Me voilà heureux de trouver décrites les « perplexités » de la transition ; mais aussi, un peu insatisfait. C’est que ces perplexités sont décrites a posteriori : ce sont celles d’un personnage qui a finalement réussi à parvenir en Province, celles du Napoléon du « 10 août » qui deviendra le Napoléon de « vendémiaire », et celles d’un auteur (Balzac) qui, au moment où je lis ce texte, fait partie du panthéon de la littérature française, et au moment où il l’écrit, a du moins déjà réussi à publier plusieurs romans. Or, ce qui suscite l’angoisse de ces moments d’impuissance, suite ininterrompue de gestes et de paroles qui ne débouchent sur rien, c’est précisément la crainte qu’ils ne parviennent pas ; qu’ils soient définitivement interrompus, soit par le découragement, soit, plus dramatiquement, par une mort soudaine. J’ai envie qu’Albert, au lieu d’avoir écrit cette lettre-bilan, ait révélé aux moments où il les vivait ces « tourments secrets », dans la peur panique qu’ils ne restent à jamais secrets. Qu’il ait publié ses « improvisations inutiles ».

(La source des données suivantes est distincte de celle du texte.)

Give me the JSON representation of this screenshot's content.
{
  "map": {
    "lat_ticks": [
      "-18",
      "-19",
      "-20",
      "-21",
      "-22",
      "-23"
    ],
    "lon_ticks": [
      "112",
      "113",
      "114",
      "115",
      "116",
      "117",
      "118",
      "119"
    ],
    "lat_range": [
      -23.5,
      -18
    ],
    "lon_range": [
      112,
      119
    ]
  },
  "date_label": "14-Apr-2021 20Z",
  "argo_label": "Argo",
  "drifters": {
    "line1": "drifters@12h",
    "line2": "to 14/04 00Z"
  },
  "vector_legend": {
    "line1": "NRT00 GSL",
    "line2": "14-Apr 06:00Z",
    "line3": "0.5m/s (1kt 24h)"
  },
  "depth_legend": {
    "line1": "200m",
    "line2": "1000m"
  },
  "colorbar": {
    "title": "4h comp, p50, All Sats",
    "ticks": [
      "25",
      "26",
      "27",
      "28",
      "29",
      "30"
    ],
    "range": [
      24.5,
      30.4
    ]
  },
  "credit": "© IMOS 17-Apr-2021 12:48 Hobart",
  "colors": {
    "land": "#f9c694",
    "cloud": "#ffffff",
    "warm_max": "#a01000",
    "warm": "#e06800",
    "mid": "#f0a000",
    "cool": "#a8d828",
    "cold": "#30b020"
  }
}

Sans doute qu’une écriture de la transition, par inquiétude de ne jamais réussir à constituer un bilan ou un roman, se donne souvent comme une improvisation inutile. Mais une improvisation qui renonce à rester secrète. Parce que son auteur ne veut pas être passé tout à fait en vain dans ces « allées désertes ». Et parce qu’il sait que, toute vaine soit-elle, l’improvisation habituera son esprit – et, espère-t-il, celui de ses lecteurs – à « formuler ses pensées en paroles », et, mieux, à formuler des paroles qui surprendront ses pensées.